May 19, 1902; Fraterville Mine, Coal Creek. Tenn.; 184 Killed

(From report of Commissioner of Labor, 1902 ( Bureau of Mines files) )

The mine opened in 1870 was one of the oldest in the State and had been in almost continuous operation; 200 men and boys were employed. The furnace was not fired from Saturday night until Monday morning, and ventilation was stagnated.

The mine was considered to be non-gassy although gas was known to be present in that section of the old and abandoned Knoxville Iron Company mine into which openings had recently been made. The miners had not been in the mine more than an hour when at 7: 20 a. m. thick smoke and dust were seen coming from the ventilating shaft and from the mouth of the mine. Rescuing parties were organized and penetrated about 200 feet where they came upon the body of a victim of the afterdamp. They could go no farther and returned to await dispersal of the deadly gas.

At 4 o’clock a rescue corps again entered. Brattices had been destroyed, and along the main entry the force of the explosion was terrific, timbers and cogs placed to hold a squeeze were blown out, mine cars, wheels, and doors were shattered, and bodies were dismembered. In other parts of the mine no heat or violence was shown, and suffocation had brought death to those whose bodies were found there.
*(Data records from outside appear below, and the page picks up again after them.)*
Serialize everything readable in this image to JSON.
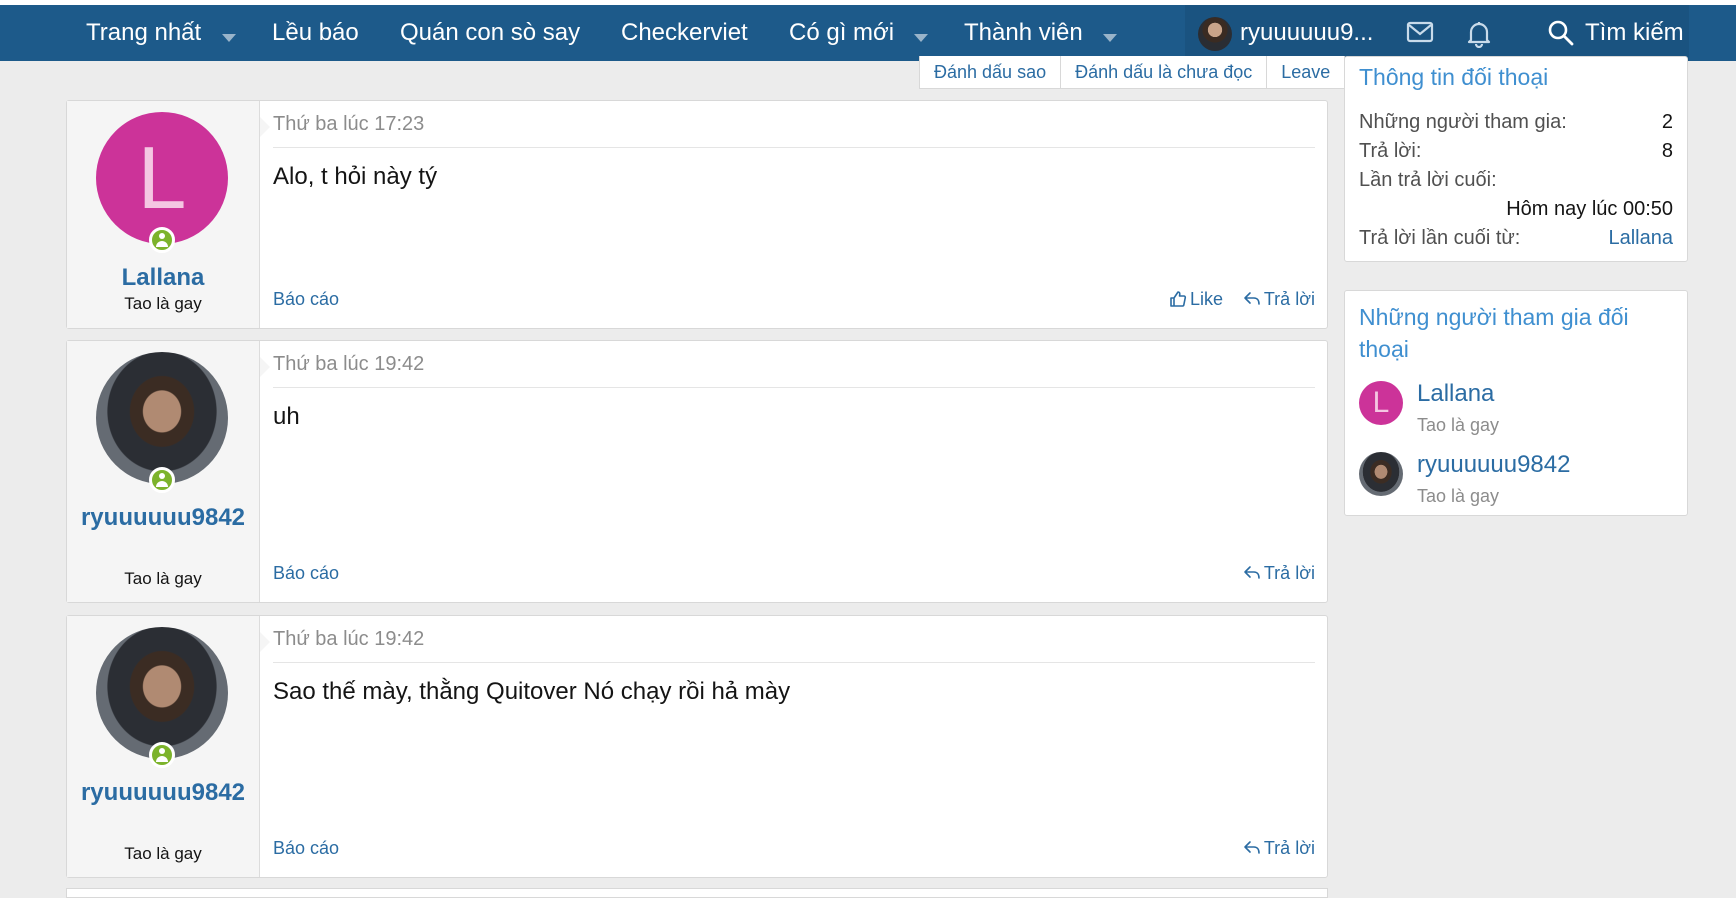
{
  "nav": {
    "items": [
      {
        "label": "Trang nhất",
        "has_dropdown": true
      },
      {
        "label": "Lều báo",
        "has_dropdown": false
      },
      {
        "label": "Quán con sò say",
        "has_dropdown": false
      },
      {
        "label": "Checkerviet",
        "has_dropdown": false
      },
      {
        "label": "Có gì mới",
        "has_dropdown": true
      },
      {
        "label": "Thành viên",
        "has_dropdown": true
      }
    ],
    "user_name": "ryuuuuuu9...",
    "search_label": "Tìm kiếm",
    "icons": [
      "mail-icon",
      "bell-icon",
      "search-icon"
    ]
  },
  "conversation_actions": [
    "Đánh dấu sao",
    "Đánh dấu là chưa đọc",
    "Leave"
  ],
  "messages": [
    {
      "date": "Thứ ba lúc 17:23",
      "text": "Alo, t hỏi này tý",
      "user": "Lallana",
      "user_title": "Tao là gay",
      "avatar_letter": "L",
      "report": "Báo cáo",
      "like": "Like",
      "reply": "Trả lời"
    },
    {
      "date": "Thứ ba lúc 19:42",
      "text": "uh",
      "user": "ryuuuuuu9842",
      "user_title": "Tao là gay",
      "report": "Báo cáo",
      "reply": "Trả lời"
    },
    {
      "date": "Thứ ba lúc 19:42",
      "text": "Sao thế mày, thằng Quitover Nó chạy rồi hả mày",
      "user": "ryuuuuuu9842",
      "user_title": "Tao là gay",
      "report": "Báo cáo",
      "reply": "Trả lời"
    }
  ],
  "info": {
    "title": "Thông tin đối thoại",
    "participants_label": "Những người tham gia:",
    "participants_value": "2",
    "replies_label": "Trả lời:",
    "replies_value": "8",
    "last_reply_label": "Lần trả lời cuối:",
    "last_reply_value": "Hôm nay lúc 00:50",
    "last_reply_by_label": "Trả lời lần cuối từ:",
    "last_reply_by_value": "Lallana"
  },
  "participants": {
    "title": "Những người tham gia đối thoại",
    "list": [
      {
        "name": "Lallana",
        "title": "Tao là gay",
        "avatar_letter": "L"
      },
      {
        "name": "ryuuuuuu9842",
        "title": "Tao là gay"
      }
    ]
  },
  "colors": {
    "nav_bg": "#1d5a8a",
    "link": "#2b6ca3",
    "accent_title": "#3f8fd0",
    "avatar_lallana": "#cc3399",
    "online": "#7cb32b",
    "page_bg": "#ececec"
  }
}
A barricade had been placed across 15 right entry near the heading to protect the miners there from the deadly afterdamp. The 26 men found there must have lived for several hours, as notes were written as late as 2 p. m. At first it was thought that the gas had come from the old mine, but later inspectors indicated that the gas was liberated from overhanging strata by the "creep" that had begun with unusual violence shortly before the explosion. The gas accumulated because of inadequate ventilation and was ignited by the open lights. Dust was thick in the mine and was blown up and burned in the explosion. No sprinkling was done.

Recommendations by the mine inspector that had not been carried out were for cleaning and enlarging airways, rebuilding brattices and doors, increasing the furnace capacity, tests for gas, and removing dust.

Testimony given before the commissioner on June 6, 1902, was emphatic in condemning the laxity of the officials, as:

The mine foreman was not competent, and the company had not installed a fan as the State inspector had recommended.